Published online by Cambridge University Press: 10 January 2024
In 1735, an unusual building appeared in the gardens at Richmond Palace. Commissioned by Queen Caroline and built in Gothic style, the thatched cottage had an ogee-shaped doorway flanked by ornate buttresses. Visitors who ventured inside this strange construction found themselves in a vaulted circular room, on either side of which were smaller octagonal pavilions, the recesses of which contained six life-sized wax figures taken from both English history and, more interestingly, Arthurian myth. Known as ‘Merlin's Cave’, this eccentric garden monument, derided by many of its visitors, was part of a meticulously constructed and consciously symbolic iconographic programme that utilised Arthurian myth, medievalist sentiment and patriotic ideas about the native past in an attempt to consolidate Hanoverian rule. Merlin's Cave provides an example not only of Queen Caroline's political activities but of wider Hanoverian attempts to manufacture a relationship between the contemporary court and Britain's native mythologies and literatures. Such activities challenge declarations that the early eighteenth century saw the ‘Arthurian story […] vanish almost wholly from the literary scene’, or that the period should be considered an ‘Arthurian sleep’. The divided political responses to Merlin's Cave demonstrate that early eighteenth-century culture included challenges to the reverence of neoclassical literary standards exemplified by Dryden and Pope, and they confute the prevalent view among critics that ‘the legend of Arthur had finally dwindled into extinction’.3 Rather, Whiggish political sentiment combined with changing conceptions of the past to create distinctively eighteenth-century appropriations of the Arthurian mythos. I contend that Caroline's iconographic programme, delivered through Merlin's Cave, as well as literary and populist responses to it, nurtured an environment that was increasingly conducive to nascent medievalism. These developments engendered patriotic cultural associations in a period which has been construed as dominated by neoclassicism. These developments, moreover, encouraged a wider re-emergence of Arthurian romance from the mid-century onwards.

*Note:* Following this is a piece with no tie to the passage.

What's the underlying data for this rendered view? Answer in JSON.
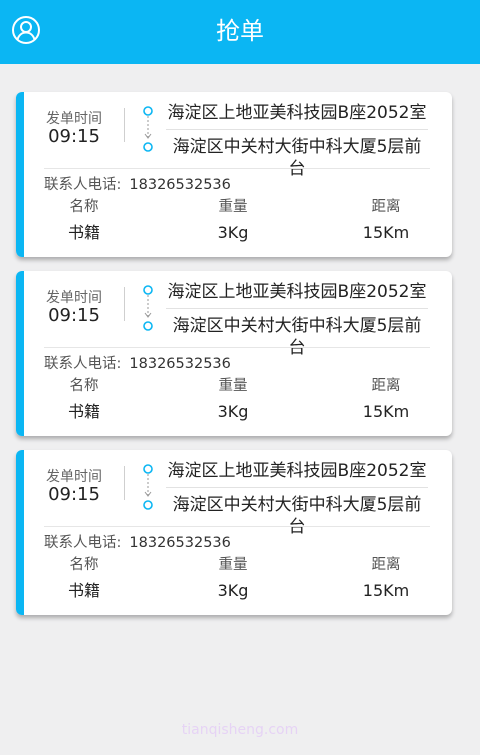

In the quarter-century prior to the Hanoverian Succession, a new kind of Arthurian literature developed. Under the Tudor–Stuart tradition, English monarchs had vindicated their titles to the English throne by tracing their lineage back to Arthur. Whereas the Stuarts’ successors established their own links to Arthur's bloodline, divisions between James I and Parliament, and subsequent dissatisfaction with Stuart assertions of Divine Right, problematised this association during the seventeenth century.